Phila. begins phasing in its strict new labeling law.
A sign at the Dunkin' Donuts shop in 30th Street Station now lists calories of menu items. The first phase of Philadelphia's new law covers chains with at least 15 other locations nationwide. APRIL SAUL / Philadelphia Inquirer Staff Photographer
Don Sapatkin of the Philadelphia Inquirer writes at Philly.com that Swati Kapoor, 25, was about to order a double chocolate cake doughnut when she noticed something new on the rack at Dunkin’ Donuts. A tag said 290 calories. In an instant, she switched to a chocolate frosted doughnut (230 calories).
“To prevent obesity,” the skinny medical student explained, munching at a table in 30th Street Station.
Philadelphia begins phasing in enforcement of its strictest-in-the-nation menu-labeling law tomorrow. This first part, requiring chain restaurants to list calories on food tags and menu boards, is a relatively simple proposition that research shows can influence ordering habits.
A similar law will take effect in New Jersey next year, and dozens of such bills are pending around the country, including in Harrisburg.
What’s different in Philadelphia will become apparent on April 1, when restaurants with individual menus must list saturated fats, trans fats, carbohydrates, and sodium, in addition to calories, with every item.
No one really knows what will come of this broader experiment in attempted behavioral change.
“The majority of people, I believe, will see this as cumbersome and an overreaction and not necessary,” said George McKerrow Jr., president and chief executive officer of Ted’s Montana Grill, who anticipates having to expand the menu at his South Broad Street location from two pages to six.
Still, just two months after Ted’s added calories alone to its menu here, responding to a New York City requirement, McKerrow has noticed a small but measurable change in Philadelphia: “Some people have chosen to eat the healthier items more often.”
Restaurants initially fought all efforts to mandate labels on menus. As the movement spread, with dozens of variations proposed across the country, the industry switched its goal to uniformity: calories, yes; sodium, no.
It has won that fight everywhere except Philadelphia. City Council approved the measure in 2008, after viewing data that showed the impact of chronic diseases related to diet – diabetes is diagnosed in 13 percent of residents, high blood pressure in 36 percent – broken down by district.

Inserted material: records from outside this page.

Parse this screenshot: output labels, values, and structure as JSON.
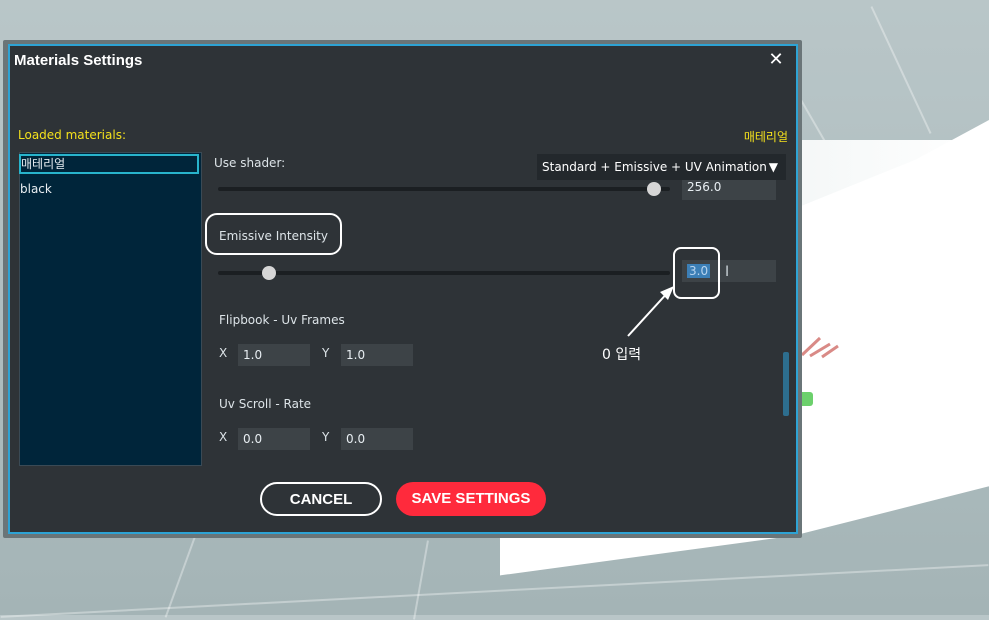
{
  "dialog": {
    "title": "Materials Settings",
    "close_symbol": "✕",
    "loaded_label": "Loaded materials:",
    "current_material": "매테리얼"
  },
  "materials": {
    "items": [
      {
        "label": "매테리얼",
        "selected": true
      },
      {
        "label": "black",
        "selected": false
      }
    ]
  },
  "shader": {
    "label": "Use shader:",
    "value": "Standard + Emissive + UV Animation",
    "arrow": "▼"
  },
  "prev_slider": {
    "value_text": "256.0",
    "fraction": 0.98
  },
  "emissive": {
    "label": "Emissive Intensity",
    "value_text": "3.0",
    "fraction": 0.1
  },
  "flipbook": {
    "label": "Flipbook - Uv Frames",
    "x_label": "X",
    "x_value": "1.0",
    "y_label": "Y",
    "y_value": "1.0"
  },
  "uvscroll": {
    "label": "Uv Scroll - Rate",
    "x_label": "X",
    "x_value": "0.0",
    "y_label": "Y",
    "y_value": "0.0"
  },
  "buttons": {
    "cancel": "CANCEL",
    "save": "SAVE SETTINGS"
  },
  "annotation": {
    "text": "0 입력"
  },
  "colors": {
    "accent_border": "#2ea3d4",
    "yellow_label": "#f4e11c",
    "save_button": "#ff2a3c",
    "list_bg": "#00253a"
  }
}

Diabetics must manage their intake of carbohydrates (including sugar); too much sodium can raise blood pressure. Both are listed on the familiar nutrition-facts label on all prepackaged goods.

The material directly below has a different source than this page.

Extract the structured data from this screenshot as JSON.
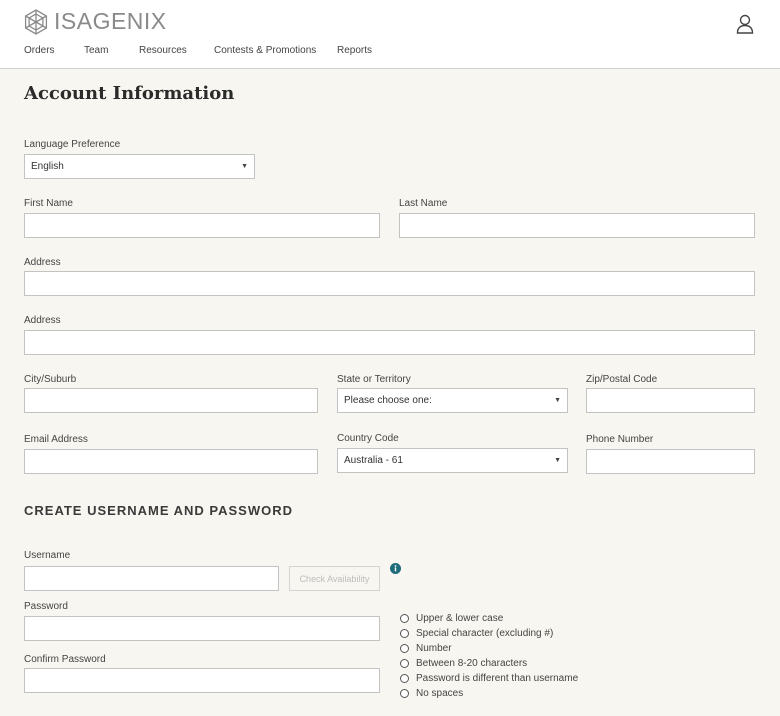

“But it is really hard for people, if they eat out, to know about the sodium content,” city Health Commissioner Donald Schwarz said.
At Olive Garden, for example, nothing on the dinner menu hints at a difference between linguine alla marinara (900 milligrams of sodium, according to its Web site) and pork Milanese (3,100 mg) – or notes that the Food and Drug Administration recommends less than 2,300 mg a day total, a line that must be added by April 1.
“It would make a difference,” said Nashikai Ianscoli, 57, of Center City, who has had to go on a diet to control her blood pressure. She grew up on a farm in the South where her mother got fresh vegetables by the bushel.
Much has changed since she was a child.
“Back in the 1970s, eating out was a special occasion. What people ate didn’t matter as much,” said Margo G. Wootan, nutrition-policy director at the Center for Science in the Public Interest.
Americans now get an estimated one-third of their calories from meals outside the home. And though FDA serving sizes haven’t changed, restaurant portions, especially fast food, have doubled or tripled. Skyrocketing obesity rates – one-third of Americans are obese, about the same as in Philadelphia – defied every big fix attempted.
In 2003, an influential study examined long-term trends and calculated that a difference of 100 calories a day, either ingested or spent, could tip the balance from national weight gain to weight loss. This, the researchers concluded in the journal Science, could be accomplished through small changes that the public would be more likely to embrace.
Wootan’s Washington center, meanwhile, had been pondering how to get people to eat better. At a conference, she recalled, dietitians were presented with hamburgers, onion rings, and other fare from sit-down restaurants and asked to estimate caloric content. Even with nutrition degrees, they were off by hundreds of calories, always on the low side.
Wootan developed a model menu-labeling law and started calling dozens of policymakers around the country: Maine (the first to introduce a bill), New York City (the first to pass it), Philadelphia (the fourth to implement it).